Cependant, ces trois applications partagent un obstacle commun qui est lié à la capacité de pouvoir différencier de manière efficace, reproductible et spécifique les cellules iPS en cardiomyocytes. Idéalement, ces cardiomyocytes dérivés d’iPS doivent présenter des caractéristiques appropriées à la question posée. Plusieurs protocoles de différenciation en cardiomyocytes ont été développés et proposés mais il existe peu de données sur la caractérisation fine des cardiomyocytes obtenus. Les cardiomyocytes dérivés d’iPSC sont utilisés pour modéliser de nombreuses maladies cardiovasculaires qui peuvent affecter différents types cellulaires cardiaques (à l’étage ventriculaire, nodal ou atrial) ou toucher différents éléments clés des cardiomyocytes (comme les canaux ioniques cardiaques, ou les protéines du sarcomère). Pourtant, on ne sait pas à l’heure actuelle si les protocoles de différentiation permettent de spécifier correctement une cellule iPS vers un sous-type de cardiomyocytes puis de modéliser correctement l’ensemble de ces éléments. Si le but ultime est de pouvoir remplacer les modèles animaux actuels par un modèle humain (et potentiellement spécifique de chaque patient), il est indispensable de pouvoir élucider les facteurs critiques qui régulent de manière fine la différenciation cardiaque. De plus, il apparaît important de pouvoir améliorer les protocoles actuels en proposant des approches plus ciblées au niveau moléculaire afin de mieux maitriser la différenciation de ces cellules.
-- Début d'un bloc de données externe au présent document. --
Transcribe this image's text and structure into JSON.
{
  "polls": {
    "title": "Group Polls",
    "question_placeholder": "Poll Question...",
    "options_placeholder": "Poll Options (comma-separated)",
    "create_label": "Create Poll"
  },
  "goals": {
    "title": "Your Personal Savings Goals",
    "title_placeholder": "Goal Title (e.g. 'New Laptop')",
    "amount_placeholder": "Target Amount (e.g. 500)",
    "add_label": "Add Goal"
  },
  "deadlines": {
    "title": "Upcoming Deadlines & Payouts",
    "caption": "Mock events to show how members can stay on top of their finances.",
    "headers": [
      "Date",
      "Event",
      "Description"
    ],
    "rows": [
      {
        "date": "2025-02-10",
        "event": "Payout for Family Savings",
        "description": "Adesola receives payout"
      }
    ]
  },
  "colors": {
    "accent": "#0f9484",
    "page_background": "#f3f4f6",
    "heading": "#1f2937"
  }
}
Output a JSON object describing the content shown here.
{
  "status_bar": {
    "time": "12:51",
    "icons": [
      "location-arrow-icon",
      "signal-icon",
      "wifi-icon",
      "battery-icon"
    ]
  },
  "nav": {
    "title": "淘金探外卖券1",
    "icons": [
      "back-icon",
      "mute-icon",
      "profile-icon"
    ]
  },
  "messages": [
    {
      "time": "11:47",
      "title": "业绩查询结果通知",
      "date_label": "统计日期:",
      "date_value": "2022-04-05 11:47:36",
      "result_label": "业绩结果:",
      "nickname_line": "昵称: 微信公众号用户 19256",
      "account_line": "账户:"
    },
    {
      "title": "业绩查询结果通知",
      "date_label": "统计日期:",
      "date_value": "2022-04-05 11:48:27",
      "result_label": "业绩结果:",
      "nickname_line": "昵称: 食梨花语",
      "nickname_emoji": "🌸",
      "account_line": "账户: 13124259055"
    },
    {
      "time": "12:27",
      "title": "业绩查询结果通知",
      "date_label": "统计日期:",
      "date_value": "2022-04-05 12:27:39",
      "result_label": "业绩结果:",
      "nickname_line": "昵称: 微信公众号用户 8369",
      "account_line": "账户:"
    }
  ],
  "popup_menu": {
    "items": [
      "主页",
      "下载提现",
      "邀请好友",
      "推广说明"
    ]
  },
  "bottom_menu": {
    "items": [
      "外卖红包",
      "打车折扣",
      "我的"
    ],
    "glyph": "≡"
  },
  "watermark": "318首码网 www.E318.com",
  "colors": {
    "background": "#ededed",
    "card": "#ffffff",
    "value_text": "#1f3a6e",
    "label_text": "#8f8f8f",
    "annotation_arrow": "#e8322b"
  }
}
Enfin, le développement récent des techniques d’ingénierie génomique permet la manipulation ciblée du génome des cellules iPS. Ceci offre des opportunités uniques pour la compréhension du rôle de mutations d’intérêt en permettant la correction ciblée de celles-ci dans des cellules iPS spécifiques de patients. Cependant, ces techniques offrent de nombreuses possibilités d’application, soit par la mise en place de différentes stratégies d’application (correction de mutation, délétion génique, insertion de mutations), soit par la diversification de leur fonction (nucléase mais aussi régulatrice d’expression génique).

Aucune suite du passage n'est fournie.